How to get a cookie
“Come, I tell you a story. Which one do you want to hear?”
“No, that’s a silly story. Two stupid girls who cut their feet to catch a man and another one who accepts to be treated like an animal instead of fighting for herself…There is nothing good in that story,” I told my niece, lowering my voice, as my daughter was right next door. My daughter of course knew what I thought about telling silly, old fashioned stories to children, I never bought any of that crap when she was little. She later accused me of robbing her childhood and made her a miserable woman because I taught her to think by herself and be independent, but I believe she turned out just fine. So, if you ask me, my experiment worked and I will use the same methods with my niece, oh yes, and see her blossoming into an open, curious, and strong woman, who does not need a man to live but can choose to take one, if she wanted to.
“Your problem, my dear, is that you work too much,” I told once my daughter as she was again complaining about her stolen childhood.
“My problem, mom, is that you made me so picky about men that nobody wants to come close to me for more than half an hour,”
“Oh, was your daughter’s conception that fast?,” I joked, indifferent to her indignant look.
I know she felt lonely but who doesn’t? There will always be moments in life where alienation will take over and you have to allow it, take it as a medicine, swallow it until the pain is gone and you are up on your feet again, ready for the world. After all, we create our own solitude, that’s what I always thought.
“You are not lonely,” I often tell her, “I am here, your daughter is here. We eat meals together every day, so technically you are not lonely. You feel lonely, but that’s another thing and we cannot help with that, can’t we Rosanna?” My niece was at that time still a little baby, a sunny smile always illuminating her chubby cheeks.
“I like Cinderella, she has a nice gown and I like the pumpkin turned into a carriage. You not think it is magical?” my niece now asked.
“No, what I think is magical is how a brain can come up with thousands of ideas and implement them.”
“I don’t understand. What you do with ideas?”
“You do them, you get an idea and you do it.”
“You think you want to eat a cookie, you go and get a cookie,” I tell my niece.
“But…but mom does not buy cookies, she says they are not good for me,” she tells me opening her small arms to emphasise the absence of cookies.
Proud of my daughter, I am.

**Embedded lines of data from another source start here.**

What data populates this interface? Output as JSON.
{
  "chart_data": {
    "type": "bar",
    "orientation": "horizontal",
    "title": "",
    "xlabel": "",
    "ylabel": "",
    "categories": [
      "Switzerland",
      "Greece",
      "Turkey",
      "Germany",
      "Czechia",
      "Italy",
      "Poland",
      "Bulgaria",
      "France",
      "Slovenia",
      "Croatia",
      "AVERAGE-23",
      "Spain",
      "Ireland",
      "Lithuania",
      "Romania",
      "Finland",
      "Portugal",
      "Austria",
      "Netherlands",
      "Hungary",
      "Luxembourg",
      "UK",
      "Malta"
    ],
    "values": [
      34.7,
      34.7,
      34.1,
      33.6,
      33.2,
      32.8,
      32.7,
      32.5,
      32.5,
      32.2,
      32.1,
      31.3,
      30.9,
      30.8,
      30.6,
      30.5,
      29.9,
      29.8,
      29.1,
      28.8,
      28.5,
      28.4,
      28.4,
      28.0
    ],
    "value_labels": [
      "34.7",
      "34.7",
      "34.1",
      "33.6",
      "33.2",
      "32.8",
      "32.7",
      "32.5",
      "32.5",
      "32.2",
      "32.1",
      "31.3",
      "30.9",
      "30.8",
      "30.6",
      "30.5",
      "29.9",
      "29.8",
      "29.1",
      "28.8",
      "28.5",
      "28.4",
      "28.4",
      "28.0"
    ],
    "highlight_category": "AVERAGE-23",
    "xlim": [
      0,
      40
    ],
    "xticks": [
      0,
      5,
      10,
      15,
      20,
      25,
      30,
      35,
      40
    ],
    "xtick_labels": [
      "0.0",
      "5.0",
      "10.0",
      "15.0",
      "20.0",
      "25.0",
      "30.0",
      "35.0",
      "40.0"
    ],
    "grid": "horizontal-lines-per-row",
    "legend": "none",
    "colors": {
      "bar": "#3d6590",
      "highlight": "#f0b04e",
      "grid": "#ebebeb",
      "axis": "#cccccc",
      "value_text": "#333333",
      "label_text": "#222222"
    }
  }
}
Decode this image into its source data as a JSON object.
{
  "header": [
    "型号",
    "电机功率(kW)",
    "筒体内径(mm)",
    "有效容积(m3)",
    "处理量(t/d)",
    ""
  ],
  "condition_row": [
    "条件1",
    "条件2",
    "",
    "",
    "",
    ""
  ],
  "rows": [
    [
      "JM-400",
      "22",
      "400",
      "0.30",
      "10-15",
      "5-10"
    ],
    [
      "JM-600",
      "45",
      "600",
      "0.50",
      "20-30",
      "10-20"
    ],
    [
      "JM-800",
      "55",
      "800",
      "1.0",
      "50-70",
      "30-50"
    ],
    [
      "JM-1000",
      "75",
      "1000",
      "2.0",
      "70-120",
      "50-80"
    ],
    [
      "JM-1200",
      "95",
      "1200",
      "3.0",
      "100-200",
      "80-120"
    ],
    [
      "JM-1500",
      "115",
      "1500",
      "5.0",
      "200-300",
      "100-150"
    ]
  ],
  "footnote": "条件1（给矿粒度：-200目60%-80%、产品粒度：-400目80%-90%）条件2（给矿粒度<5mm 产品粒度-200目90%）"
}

I also did not buy cookie, not very often at least.
“So, what else could you do to get a cookie?” I asked my niece.
“I don’t know,” she said with large green eyes, her eyebrows raising up funnily.
“Think harder, think about where you can get a cookie,” I insist.
She looks around, turns her head right and left. She sees a ball and she picks it up. I smile as the ball is slighter larger than her tiny body, amazed by the cuteness of this child. She throws the ball in front of me and looks up.
“This is not a cookie,” I say.
“No cookie. But…but Joshua likes the ball. Joshua has cookies, his mother gives him cookie. I give him the ball, and I take a cookie,” she said, again her small hands and arms weaving in the air as she explains her idea to me.
I laugh, and tell she got it right, that was an awesome idea. I keep the lesson about the value of a ball versus the value of a cookie for a later time.